Ipunk yang bakal meraih gelar doktoralnya tahun ini juga mengungkapkan, tertangkapnya 4 awak kapal asal Indonesia di KIA ilegal asal malaysia ini adalah modus yang sengaja dilakukan.
Namun dilain pihak, kata ipunk, proses persetujuan kapal baru juga mungkin mengalami perlambatan sehingga sejumlah nelayan lokal yang lincah dilirik oleh pengusaha Kapal Nelayan dari negara lain.
Lebih lanjut, Ipunk menghimbau kepada nelayan lokal agar tidak mau dimanfaatkan oleh pengusaha Nelayan Asing untuk mencuri di negerinya sendiri. Jika ada hambatan-hambatan yang menghalangi proses percepatan, perlu disampaikan sehingga ada solusi konkrit.
"KKP selalu siap untuk percepatan izin kapal baru, yang penting sesuai prosedur dan tidak menyalahi aturan," pesannya.
KKP dibawah komando Menteri Edhy Prabowo, berupaya merangkul berbagai pihak agar melahirkan kebijakan strategis, kontributif dan tidak menyalahi prosedur.
Dijelaskan Ipunk, untuk penerbitan persetujuan pengadaan kapal perikanan baru juga memiliki dasar hukum sesuai dengan UU Perikanan. Adapun aturan itu tertuang dalam UU Nomor 45 Tahun 2009 tentang perikanan.
Pada pasal 35 ayat satu disebutkan setiap orang membangun, mengimpor, atau memodifikasi kapal perikanan wajib terlebih dahulu mendapatkan persetujuan.

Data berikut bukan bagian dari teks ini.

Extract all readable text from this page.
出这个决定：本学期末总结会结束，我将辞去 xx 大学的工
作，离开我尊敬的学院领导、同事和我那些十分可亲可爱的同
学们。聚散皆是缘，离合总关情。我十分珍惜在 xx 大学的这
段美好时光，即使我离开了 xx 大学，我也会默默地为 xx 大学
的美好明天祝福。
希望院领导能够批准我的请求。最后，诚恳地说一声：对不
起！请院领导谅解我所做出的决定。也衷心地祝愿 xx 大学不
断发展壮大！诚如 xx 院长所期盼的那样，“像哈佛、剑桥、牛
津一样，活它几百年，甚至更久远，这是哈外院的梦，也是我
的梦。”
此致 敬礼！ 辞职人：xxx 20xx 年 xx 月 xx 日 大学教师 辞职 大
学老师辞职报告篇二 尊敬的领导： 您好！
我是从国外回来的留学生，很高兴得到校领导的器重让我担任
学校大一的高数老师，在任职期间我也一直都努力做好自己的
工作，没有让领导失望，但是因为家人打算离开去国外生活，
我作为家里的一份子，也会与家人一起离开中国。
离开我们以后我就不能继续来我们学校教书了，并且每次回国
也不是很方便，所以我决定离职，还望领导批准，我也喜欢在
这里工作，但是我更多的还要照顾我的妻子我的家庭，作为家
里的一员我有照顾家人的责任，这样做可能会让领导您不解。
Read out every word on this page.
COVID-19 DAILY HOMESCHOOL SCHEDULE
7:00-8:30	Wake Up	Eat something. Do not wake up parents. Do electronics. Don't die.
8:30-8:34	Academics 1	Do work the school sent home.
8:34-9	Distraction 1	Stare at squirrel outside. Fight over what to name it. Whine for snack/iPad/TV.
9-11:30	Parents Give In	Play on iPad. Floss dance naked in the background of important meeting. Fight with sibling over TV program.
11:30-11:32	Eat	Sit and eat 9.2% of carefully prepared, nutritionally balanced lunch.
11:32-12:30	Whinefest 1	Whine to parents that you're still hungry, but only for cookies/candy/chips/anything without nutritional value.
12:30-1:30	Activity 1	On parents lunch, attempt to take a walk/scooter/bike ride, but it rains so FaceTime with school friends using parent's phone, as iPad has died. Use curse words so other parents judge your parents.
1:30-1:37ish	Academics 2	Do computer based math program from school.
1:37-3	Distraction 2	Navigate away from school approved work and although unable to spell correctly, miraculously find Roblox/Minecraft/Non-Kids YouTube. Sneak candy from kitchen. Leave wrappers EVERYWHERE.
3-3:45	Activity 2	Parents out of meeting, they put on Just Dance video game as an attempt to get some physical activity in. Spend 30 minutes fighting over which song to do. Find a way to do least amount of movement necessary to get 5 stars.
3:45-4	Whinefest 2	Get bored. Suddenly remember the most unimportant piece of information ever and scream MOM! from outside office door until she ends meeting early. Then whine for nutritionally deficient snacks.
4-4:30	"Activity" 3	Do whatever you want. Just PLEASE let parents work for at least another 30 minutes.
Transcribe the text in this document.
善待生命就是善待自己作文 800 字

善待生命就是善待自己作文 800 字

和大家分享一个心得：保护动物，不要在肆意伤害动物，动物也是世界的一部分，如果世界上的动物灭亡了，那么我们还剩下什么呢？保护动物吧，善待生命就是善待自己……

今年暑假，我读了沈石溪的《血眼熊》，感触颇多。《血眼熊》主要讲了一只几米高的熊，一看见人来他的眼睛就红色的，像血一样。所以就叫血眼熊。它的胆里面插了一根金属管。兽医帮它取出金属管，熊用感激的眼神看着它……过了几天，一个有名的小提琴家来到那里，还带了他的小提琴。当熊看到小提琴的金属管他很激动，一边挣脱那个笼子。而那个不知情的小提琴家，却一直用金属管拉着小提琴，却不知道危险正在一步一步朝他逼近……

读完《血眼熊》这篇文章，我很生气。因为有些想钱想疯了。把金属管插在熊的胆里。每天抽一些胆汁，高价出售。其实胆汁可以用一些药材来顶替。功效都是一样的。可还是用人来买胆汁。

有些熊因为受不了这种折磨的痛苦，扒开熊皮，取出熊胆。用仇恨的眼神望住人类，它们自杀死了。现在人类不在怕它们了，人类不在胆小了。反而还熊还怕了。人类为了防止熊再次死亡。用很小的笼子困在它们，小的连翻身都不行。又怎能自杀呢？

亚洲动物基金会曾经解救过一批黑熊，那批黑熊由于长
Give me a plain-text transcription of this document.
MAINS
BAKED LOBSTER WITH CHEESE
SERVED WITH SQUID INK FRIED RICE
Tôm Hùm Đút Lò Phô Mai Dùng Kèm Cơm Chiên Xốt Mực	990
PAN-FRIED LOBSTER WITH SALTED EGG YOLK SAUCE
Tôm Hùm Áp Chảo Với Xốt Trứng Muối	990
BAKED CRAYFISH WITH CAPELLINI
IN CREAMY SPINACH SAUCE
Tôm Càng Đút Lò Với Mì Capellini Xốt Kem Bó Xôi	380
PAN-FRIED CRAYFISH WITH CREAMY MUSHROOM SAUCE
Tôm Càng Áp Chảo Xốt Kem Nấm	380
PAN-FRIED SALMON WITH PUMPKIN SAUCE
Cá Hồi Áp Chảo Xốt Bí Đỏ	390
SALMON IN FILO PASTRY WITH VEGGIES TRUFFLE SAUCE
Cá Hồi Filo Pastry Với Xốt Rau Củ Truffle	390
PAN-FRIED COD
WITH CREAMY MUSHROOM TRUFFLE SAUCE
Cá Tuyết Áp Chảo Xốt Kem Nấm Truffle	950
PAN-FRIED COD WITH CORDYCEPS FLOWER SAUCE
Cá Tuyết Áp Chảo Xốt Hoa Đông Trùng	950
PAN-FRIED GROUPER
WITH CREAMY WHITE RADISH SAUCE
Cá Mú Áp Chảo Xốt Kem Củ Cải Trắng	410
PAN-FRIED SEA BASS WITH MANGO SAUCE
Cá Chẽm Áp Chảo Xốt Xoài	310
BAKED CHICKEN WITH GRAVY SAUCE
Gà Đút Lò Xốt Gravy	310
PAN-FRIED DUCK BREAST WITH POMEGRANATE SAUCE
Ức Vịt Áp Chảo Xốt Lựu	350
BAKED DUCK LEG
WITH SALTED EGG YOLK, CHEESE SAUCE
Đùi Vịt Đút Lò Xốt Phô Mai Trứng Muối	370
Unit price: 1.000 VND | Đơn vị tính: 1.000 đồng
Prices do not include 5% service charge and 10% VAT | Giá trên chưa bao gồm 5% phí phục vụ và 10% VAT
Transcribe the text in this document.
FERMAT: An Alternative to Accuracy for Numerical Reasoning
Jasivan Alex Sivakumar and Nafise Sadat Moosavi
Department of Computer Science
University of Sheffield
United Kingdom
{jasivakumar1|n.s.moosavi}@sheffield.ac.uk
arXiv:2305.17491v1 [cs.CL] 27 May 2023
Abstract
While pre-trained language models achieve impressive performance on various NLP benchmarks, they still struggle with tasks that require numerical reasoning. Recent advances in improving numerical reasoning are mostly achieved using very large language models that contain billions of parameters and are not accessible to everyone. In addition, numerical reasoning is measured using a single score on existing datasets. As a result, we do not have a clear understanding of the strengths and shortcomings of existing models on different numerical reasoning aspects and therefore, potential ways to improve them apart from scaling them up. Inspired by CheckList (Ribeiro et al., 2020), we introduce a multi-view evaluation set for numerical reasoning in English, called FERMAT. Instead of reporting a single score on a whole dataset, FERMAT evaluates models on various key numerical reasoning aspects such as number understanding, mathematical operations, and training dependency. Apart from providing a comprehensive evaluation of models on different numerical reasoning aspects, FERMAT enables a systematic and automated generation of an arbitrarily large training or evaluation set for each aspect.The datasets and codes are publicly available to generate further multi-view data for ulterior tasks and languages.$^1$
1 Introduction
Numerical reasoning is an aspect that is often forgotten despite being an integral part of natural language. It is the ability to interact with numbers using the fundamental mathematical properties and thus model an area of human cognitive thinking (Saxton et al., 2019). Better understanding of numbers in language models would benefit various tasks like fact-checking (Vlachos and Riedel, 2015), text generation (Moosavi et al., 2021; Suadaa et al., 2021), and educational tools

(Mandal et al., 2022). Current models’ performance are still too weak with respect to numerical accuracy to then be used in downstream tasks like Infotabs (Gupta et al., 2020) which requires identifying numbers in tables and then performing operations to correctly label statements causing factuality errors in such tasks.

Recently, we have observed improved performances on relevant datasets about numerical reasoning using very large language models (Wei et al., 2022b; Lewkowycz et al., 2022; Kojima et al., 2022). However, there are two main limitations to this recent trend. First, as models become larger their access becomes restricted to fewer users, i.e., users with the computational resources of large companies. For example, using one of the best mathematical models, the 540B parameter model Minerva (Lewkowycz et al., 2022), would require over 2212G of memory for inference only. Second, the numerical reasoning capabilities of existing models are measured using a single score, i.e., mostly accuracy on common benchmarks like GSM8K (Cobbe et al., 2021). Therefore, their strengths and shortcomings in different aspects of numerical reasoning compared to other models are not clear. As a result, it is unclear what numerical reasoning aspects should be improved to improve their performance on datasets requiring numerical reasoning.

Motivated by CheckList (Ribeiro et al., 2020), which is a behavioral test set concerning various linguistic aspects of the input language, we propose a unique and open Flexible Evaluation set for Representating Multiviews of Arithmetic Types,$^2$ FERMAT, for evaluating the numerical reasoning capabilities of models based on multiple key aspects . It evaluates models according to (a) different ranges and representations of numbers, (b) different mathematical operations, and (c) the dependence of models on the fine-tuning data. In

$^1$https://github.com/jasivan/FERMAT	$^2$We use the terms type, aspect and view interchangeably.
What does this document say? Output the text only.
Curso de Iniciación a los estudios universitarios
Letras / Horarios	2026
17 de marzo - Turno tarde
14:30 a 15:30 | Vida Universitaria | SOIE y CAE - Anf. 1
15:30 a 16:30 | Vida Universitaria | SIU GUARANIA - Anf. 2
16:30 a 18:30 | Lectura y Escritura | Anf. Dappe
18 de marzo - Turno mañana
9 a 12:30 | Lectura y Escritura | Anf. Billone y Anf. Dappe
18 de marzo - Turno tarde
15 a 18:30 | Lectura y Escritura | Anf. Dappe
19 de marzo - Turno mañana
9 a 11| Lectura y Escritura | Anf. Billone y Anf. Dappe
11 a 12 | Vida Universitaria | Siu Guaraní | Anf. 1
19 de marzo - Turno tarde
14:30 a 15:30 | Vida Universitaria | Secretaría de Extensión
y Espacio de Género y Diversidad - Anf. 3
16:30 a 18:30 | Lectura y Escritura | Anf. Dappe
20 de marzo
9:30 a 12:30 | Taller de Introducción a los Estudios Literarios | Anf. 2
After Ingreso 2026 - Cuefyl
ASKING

Pengadaan kapal baru atau bekas itu perlu dikendalikan agar sesuai dengan daya dukung sumber daya ikan (SDI). Ini sebagai penjelasan pasal 35 ayat 1 tersebut.
Bagi pihak melanggar ada sanksi pidana. Sanksi itu antara lain pidana penjara paling lama satu tahun dan denda paling banyak Rp 600 juta bagi yang tidak mendapat persetujuan sebagaimana dimaksud pada pasal 35 ayat 1 UU Perikanan (pasal 95 UU Perikanan).